First of all, I read this (excellent) article: “Remembering the bold, corroded soul of Joe Cocker.” The AV Club site is often full of snark, so this was especially surprising and pleasing.
The image of Cocker shuffling to the mike stand and grabbing it as if for support, that made me think of Kirk Gibson limping out of the dugout in the 1988 World Series, bottom of the ninth inning, his team down, injuries in both legs, to hit a home run to win the game. A game I was watching at the time.
Which made me think of Doug Flutie’s Hail Mary pass, with no time left on the clock, to win for Boston College (Boston College! — not a traditional college football powerhouse). I was watching that one also, just because Boston College was my father’s alma mater.

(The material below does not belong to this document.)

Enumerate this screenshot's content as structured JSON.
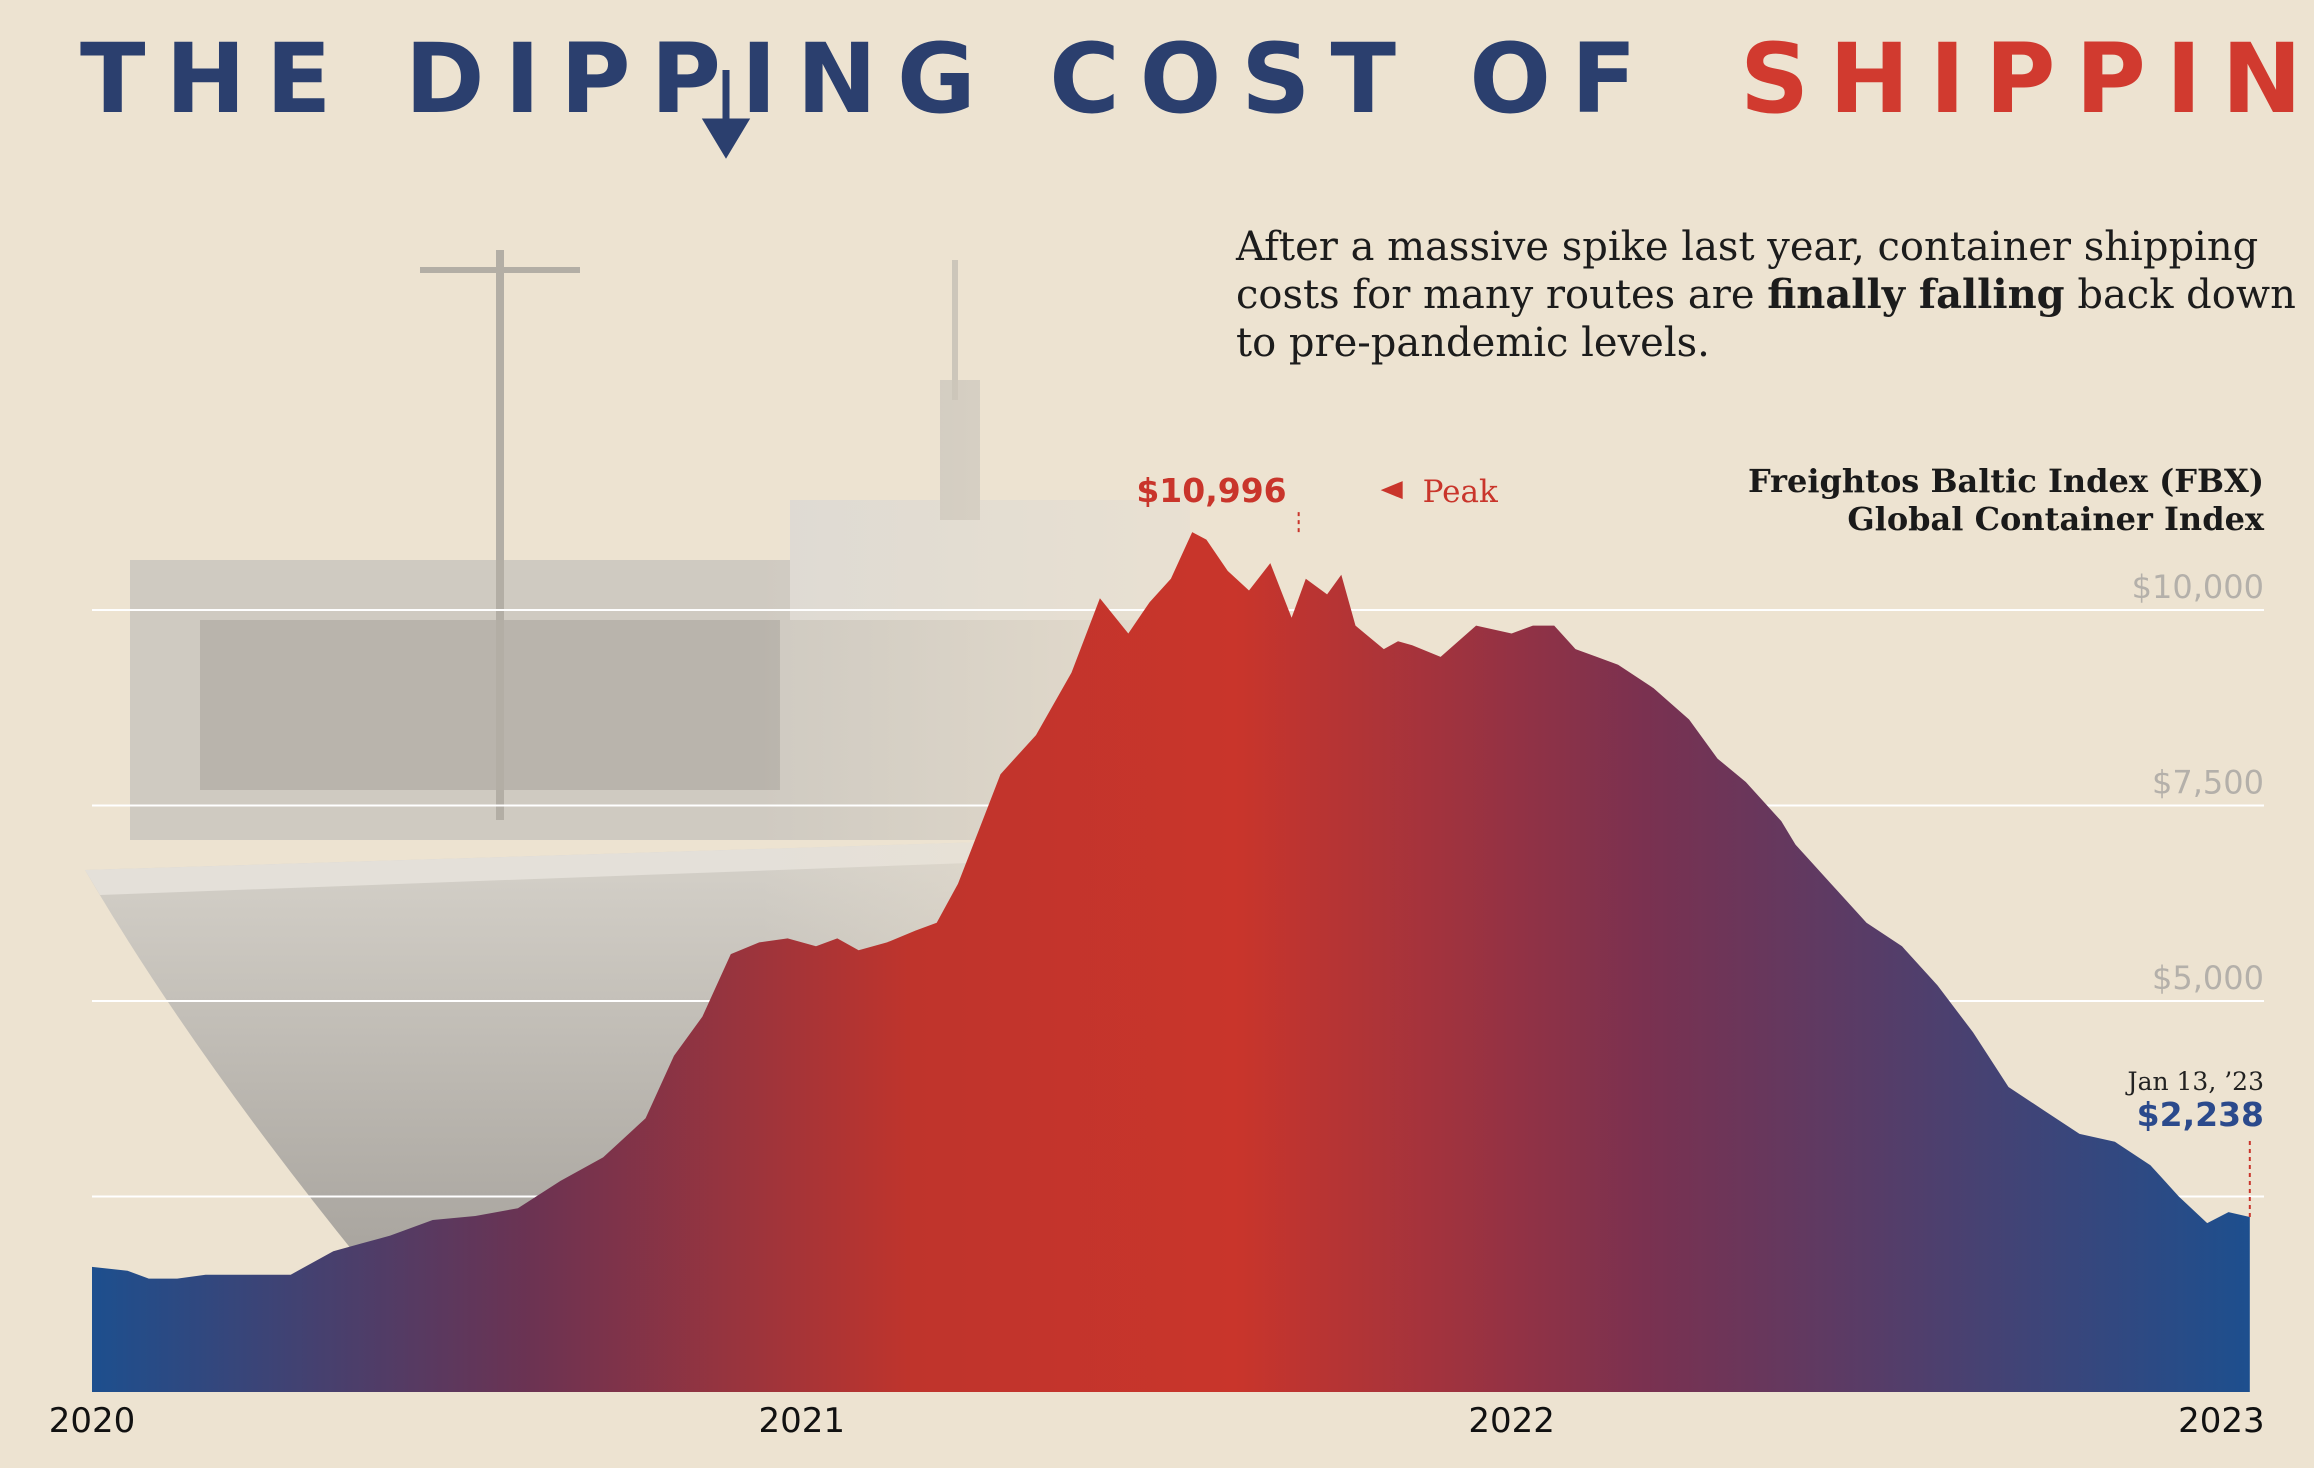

And I just read an article about the 1914 Christmas Truce during World War I, when many soldiers of opposing armies, spontaneously, stopped fighting and instead visited with each other, played games, sang songs, and exchanged gifts.
What do the home run, the Hail Mary pass, and the truce have in common? You could never write them. Each would be hopelessly corny and manipulative if you put it into a work of fiction.
Of course, they really happened, but that’s no defense. Which is why the words “This is based on a true story” usually mean that you’re not about to see a great movie.
(The exception, of course, is where that sort of disclaimer is used ironically, as in Fargo, or American Hustle, which starts with the words, “Some of this actually happened.”)
Have a good holiday.


I’ve never really understood the Christmas truce. So they celebrated Christmas together, then went right back to war the next day like nothing ever happened? Probably an oversimplification, but that’s how I always imagined it.
And “based on a true story” always makes me think of some soft, fuzzy Lifetime movie. It’s kind of sad that real life events are somehow less true/less realistic when placed in fiction.
Your comment about the Christmas truce is, objectively, true, and that’s kind of my point. Yes, it was pretty pointless, ultimately, but it doesn’t have to have a “point,” because it actually happened. In a work of fiction, it would have to have a “point.”
Not that it had no meaning at all. One thought I have about it is that it shows that, despite the war being a “world war,” it was really being fought among men who were very similar (same race, same religion). But that’s not the same as investing it with the sort of meaning it would have if you made a movie about it.